Though everything is made of the stars by the Word of God, only humanity was graced by the image of Love itself. True freedom is ours to be used in the interest of the Love that granted it. To do otherwise is to chance eternal death. To have done otherwise, places us only and directly at the mercy of God. Jesus, the Christ, perfectly pointed out that transgressions against the Spirit mandates an eternal sentence – justifiably. We have all been called to channel the Good! Isn’t that one of the beatitudes?

Blessed are the merciful, for they shall obtain mercy.

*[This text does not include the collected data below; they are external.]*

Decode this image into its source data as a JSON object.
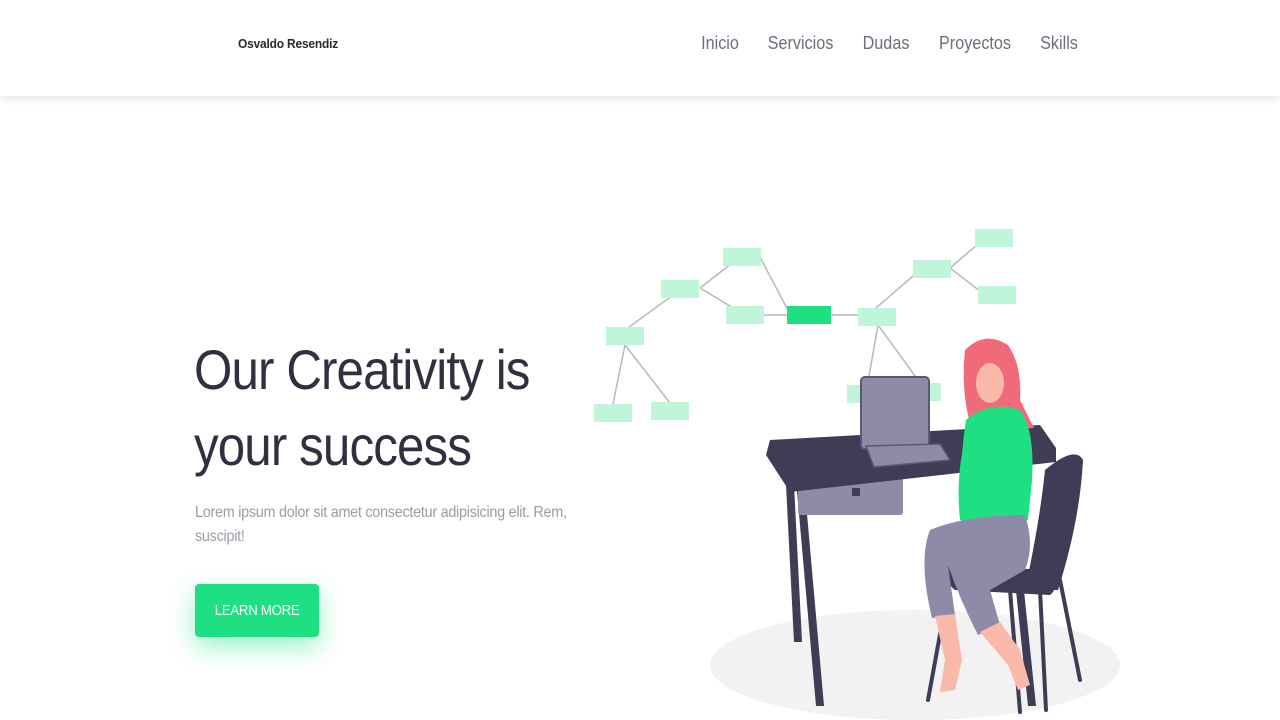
{
  "nav": {
    "brand": "Osvaldo Resendiz",
    "links": [
      "Inicio",
      "Servicios",
      "Dudas",
      "Proyectos",
      "Skills"
    ]
  },
  "hero": {
    "title_line1": "Our Creativity is",
    "title_line2": "your success",
    "text": "Lorem ipsum dolor sit amet consectetur adipisicing elit. Rem, suscipit!",
    "cta": "LEARN MORE"
  },
  "colors": {
    "accent": "#1fdf83",
    "node_light": "#bff5d8",
    "dark": "#3f3d56",
    "laptop": "#8e8ba8",
    "hair": "#f06a7a",
    "skin": "#f8b9a8"
  }
}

St. Cyril of Jerusalem offered:

“We are anointed with the Spirit.”

St. Augustine, no slouch to earthly propensities, speaks to us sincerely when he says:

“I have learned to love you late, Beauty at once so ancient and so new!. . . You were within me, and I was in the world outside myself . . . We could never understand that one thing is better than another, if a basic understanding of the good had not already been installed in us.”

St. Paul adds:

“There is a variety of gifts but always the same Spirit; there are all sorts of service to be done, but always the same Lord; working in all sorts of different ways in different people, it’s the same God who is working in all of them.”

Although institutionalized charity can accomplish much for the least fortunate members of our earthly family, there is no substitute for personal acts of mercy out of a genuine sense of the love of the Good Itself; certainly not for personal recognition.

The Giver is the Gift; we are mere instruments of a continuous expansion of love from the source of all love, depending on our commitment to Love, even when it hurts.